Breast Cancer-Associated Fibroblasts Could Induce the PI3K/Akt/mTOR Signaling Pathway Through Downstream Long Non-Coding RNA HOTAIR

Abstract

Background: Cancer-associated fibroblasts (CAFs) play an important role in the initiation and progression of tumor cells. These cells can trigger signaling pathways involved in tumor progression. HOTAIR, an increased long non-coding RNA (lncRNA) in breast cancer, has a vital role in the tumorigenesis and development of breast cancer cells.

Methods: In this study, a fibroblast cell culture medium was used to investigate its possible role in inducing the HOTAIR expression and PI3K/Akt/mTOR pathway in breast cancer cells. CAFs and normal fibroblasts (NFs) were isolated from tumors of 6 patients with breast cancer and subjects with healthy breasts, respectively. The MCF-7 cells were cultured in a medium obtained from CAFs (CAF-CM) or NFs (NF-CM), and then the expression of HOTAIR and PI3K/Akt/mTOR in MCF-7 cells was assessed using Real-Time PCR. HOTAIR was silenced in MCF-7 cells using siRNAs and then cultured in CAF-CM or NF-CM. Subsequently, the phosphorylation status of PI3K/Akt/mTOR proteins was analyzed by western blotting.

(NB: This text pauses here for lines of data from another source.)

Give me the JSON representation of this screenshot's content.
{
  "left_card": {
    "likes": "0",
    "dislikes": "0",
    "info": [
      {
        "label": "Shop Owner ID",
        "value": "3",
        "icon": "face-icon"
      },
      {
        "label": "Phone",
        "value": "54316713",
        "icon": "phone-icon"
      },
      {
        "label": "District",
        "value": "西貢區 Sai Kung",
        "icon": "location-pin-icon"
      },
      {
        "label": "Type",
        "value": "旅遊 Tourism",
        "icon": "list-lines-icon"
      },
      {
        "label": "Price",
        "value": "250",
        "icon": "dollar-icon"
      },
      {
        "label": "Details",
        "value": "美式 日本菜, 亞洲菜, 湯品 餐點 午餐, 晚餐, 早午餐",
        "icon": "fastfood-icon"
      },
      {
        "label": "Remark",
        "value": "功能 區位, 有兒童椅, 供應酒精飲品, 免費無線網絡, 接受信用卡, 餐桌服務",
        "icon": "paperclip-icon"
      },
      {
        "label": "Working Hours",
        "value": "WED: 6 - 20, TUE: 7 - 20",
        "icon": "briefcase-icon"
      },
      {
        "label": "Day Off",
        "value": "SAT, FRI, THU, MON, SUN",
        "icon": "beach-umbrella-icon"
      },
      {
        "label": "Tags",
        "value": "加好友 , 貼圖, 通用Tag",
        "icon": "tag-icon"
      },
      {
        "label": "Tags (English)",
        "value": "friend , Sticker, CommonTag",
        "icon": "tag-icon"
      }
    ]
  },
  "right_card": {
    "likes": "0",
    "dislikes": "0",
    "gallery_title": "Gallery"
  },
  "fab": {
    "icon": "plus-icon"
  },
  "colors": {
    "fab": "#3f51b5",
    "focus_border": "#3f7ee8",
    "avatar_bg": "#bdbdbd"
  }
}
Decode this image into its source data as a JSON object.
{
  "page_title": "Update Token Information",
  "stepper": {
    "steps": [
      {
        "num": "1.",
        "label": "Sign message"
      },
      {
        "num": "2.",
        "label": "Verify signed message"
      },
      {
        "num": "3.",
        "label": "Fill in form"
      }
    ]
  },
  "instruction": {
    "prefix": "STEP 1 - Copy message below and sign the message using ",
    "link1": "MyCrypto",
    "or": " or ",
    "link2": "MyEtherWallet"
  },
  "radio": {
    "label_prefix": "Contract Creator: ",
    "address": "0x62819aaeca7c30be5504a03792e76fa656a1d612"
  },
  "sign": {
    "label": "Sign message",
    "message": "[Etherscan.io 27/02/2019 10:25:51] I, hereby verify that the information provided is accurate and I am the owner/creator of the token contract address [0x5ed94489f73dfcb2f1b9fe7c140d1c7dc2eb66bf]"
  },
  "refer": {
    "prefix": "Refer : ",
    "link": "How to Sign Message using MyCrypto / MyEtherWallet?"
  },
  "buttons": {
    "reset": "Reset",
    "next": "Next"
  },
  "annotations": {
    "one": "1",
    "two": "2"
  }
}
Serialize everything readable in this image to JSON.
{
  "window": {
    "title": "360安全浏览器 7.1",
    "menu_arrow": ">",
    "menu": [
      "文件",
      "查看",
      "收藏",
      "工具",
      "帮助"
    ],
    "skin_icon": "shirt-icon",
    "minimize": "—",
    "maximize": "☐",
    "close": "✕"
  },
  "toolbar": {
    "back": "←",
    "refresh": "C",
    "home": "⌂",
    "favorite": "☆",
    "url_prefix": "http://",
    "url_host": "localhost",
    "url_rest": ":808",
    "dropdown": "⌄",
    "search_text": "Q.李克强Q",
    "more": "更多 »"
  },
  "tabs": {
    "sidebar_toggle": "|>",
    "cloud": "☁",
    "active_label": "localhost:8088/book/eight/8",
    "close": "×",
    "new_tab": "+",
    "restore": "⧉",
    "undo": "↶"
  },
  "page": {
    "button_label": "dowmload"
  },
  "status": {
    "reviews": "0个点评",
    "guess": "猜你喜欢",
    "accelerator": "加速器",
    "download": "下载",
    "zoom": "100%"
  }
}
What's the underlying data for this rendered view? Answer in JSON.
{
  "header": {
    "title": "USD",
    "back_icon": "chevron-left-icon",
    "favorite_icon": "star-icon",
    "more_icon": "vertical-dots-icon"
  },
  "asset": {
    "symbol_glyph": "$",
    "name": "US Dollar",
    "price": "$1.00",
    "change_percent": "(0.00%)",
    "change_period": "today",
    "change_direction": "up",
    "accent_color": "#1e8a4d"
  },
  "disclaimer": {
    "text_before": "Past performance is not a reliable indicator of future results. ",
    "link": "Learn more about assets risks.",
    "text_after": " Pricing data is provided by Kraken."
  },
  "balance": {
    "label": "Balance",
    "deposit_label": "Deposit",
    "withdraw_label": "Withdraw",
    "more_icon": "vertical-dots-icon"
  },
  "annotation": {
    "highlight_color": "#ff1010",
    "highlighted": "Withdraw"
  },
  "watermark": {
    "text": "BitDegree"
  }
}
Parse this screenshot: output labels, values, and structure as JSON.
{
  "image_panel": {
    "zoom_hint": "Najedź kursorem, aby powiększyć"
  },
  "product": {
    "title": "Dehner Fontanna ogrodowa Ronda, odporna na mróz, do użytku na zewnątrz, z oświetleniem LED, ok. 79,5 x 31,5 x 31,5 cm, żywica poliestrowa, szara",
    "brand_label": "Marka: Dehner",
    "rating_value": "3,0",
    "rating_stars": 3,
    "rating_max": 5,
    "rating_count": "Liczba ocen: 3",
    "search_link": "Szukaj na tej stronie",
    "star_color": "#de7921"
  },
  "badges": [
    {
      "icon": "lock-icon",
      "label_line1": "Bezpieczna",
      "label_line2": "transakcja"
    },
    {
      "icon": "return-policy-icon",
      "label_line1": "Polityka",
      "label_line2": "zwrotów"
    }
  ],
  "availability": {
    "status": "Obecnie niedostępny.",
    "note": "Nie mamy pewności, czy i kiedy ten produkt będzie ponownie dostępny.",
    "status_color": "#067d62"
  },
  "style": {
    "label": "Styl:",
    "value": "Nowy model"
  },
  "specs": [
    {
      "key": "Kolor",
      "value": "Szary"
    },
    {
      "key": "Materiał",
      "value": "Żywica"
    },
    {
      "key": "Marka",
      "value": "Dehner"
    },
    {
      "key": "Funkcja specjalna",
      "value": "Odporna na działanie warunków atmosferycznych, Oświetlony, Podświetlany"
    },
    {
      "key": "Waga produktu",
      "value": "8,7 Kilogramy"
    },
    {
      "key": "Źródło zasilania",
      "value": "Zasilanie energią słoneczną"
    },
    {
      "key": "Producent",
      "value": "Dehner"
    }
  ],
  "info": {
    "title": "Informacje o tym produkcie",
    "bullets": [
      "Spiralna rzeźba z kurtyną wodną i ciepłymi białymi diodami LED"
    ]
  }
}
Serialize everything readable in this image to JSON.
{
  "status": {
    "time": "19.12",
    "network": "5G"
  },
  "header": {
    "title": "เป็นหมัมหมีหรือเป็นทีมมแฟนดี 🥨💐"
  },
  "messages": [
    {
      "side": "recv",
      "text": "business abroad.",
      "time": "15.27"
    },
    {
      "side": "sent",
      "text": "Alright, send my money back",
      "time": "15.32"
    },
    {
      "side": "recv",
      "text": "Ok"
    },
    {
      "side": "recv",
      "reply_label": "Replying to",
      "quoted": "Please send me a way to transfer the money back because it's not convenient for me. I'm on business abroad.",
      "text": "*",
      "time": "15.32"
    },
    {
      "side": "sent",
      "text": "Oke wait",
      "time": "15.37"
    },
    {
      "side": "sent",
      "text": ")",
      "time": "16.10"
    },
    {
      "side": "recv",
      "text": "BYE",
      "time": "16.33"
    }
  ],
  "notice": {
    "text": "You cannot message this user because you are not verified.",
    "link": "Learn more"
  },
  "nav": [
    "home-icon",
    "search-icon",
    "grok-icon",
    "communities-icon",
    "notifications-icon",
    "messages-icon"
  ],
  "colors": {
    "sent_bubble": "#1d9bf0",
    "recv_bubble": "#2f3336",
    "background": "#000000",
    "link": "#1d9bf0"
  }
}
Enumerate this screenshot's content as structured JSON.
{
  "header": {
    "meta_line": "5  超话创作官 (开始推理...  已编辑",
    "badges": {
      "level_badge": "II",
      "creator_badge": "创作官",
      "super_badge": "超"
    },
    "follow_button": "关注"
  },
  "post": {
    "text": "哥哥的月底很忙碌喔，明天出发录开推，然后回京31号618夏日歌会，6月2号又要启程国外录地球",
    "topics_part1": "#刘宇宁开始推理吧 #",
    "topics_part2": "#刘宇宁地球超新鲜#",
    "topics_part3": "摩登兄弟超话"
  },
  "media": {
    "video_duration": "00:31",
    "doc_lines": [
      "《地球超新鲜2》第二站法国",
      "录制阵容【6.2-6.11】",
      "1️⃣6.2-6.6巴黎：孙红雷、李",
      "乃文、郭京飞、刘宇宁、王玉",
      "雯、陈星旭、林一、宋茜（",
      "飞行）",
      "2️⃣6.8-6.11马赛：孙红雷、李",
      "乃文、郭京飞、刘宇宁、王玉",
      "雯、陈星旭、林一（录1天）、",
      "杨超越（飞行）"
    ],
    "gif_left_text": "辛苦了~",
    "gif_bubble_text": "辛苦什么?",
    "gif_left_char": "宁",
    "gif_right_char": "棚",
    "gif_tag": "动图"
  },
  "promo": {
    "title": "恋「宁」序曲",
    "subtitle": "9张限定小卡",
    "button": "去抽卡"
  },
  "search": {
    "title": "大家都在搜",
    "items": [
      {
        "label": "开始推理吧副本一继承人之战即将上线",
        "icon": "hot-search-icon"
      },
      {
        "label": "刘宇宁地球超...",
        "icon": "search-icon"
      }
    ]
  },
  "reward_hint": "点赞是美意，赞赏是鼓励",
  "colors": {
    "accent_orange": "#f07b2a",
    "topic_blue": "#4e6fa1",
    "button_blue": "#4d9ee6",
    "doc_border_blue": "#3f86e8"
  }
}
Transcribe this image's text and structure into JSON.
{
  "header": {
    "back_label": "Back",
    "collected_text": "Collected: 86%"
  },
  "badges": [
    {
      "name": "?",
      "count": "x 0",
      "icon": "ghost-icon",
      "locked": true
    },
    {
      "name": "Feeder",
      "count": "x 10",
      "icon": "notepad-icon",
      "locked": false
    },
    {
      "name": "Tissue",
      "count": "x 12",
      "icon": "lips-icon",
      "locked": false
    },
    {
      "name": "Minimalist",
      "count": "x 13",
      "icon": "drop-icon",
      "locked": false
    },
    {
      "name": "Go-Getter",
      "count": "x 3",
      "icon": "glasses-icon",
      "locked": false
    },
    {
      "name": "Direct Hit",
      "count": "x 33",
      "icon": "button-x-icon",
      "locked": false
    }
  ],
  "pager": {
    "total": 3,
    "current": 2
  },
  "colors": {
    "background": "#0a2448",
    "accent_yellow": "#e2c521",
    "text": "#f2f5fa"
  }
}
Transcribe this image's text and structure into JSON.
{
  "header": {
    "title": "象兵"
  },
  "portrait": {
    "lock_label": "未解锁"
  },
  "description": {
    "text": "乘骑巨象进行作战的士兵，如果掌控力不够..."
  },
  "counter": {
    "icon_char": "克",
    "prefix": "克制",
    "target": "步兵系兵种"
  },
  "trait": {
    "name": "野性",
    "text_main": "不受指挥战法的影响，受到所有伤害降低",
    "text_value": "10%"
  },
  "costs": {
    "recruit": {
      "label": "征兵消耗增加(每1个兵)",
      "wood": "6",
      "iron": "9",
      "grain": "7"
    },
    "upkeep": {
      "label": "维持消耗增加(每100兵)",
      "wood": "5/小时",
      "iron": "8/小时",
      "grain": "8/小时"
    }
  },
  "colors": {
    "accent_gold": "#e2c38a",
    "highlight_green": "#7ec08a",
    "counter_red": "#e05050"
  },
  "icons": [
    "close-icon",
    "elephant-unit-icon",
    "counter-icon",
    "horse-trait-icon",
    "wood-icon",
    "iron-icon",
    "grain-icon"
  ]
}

Results: Fibroblast culture medium enhanced the expression of HOTAIR and activation of the PI3K/Akt/mTOR pathway in breast cancer cells. By HOTAIR silencing, reduced activity of the PI3K/Akt/mTOR pathway, as well as the lower effect of fibroblast culture medium in the induction of PI3K/Akt/mTOR pathway, was seen.

Conclusion: HOTAIR can play a role as a mediator in inducing the PI3K/Akt/mTOR pathway in breast cancer cells by the effect of cancer-associated fibroblast cells.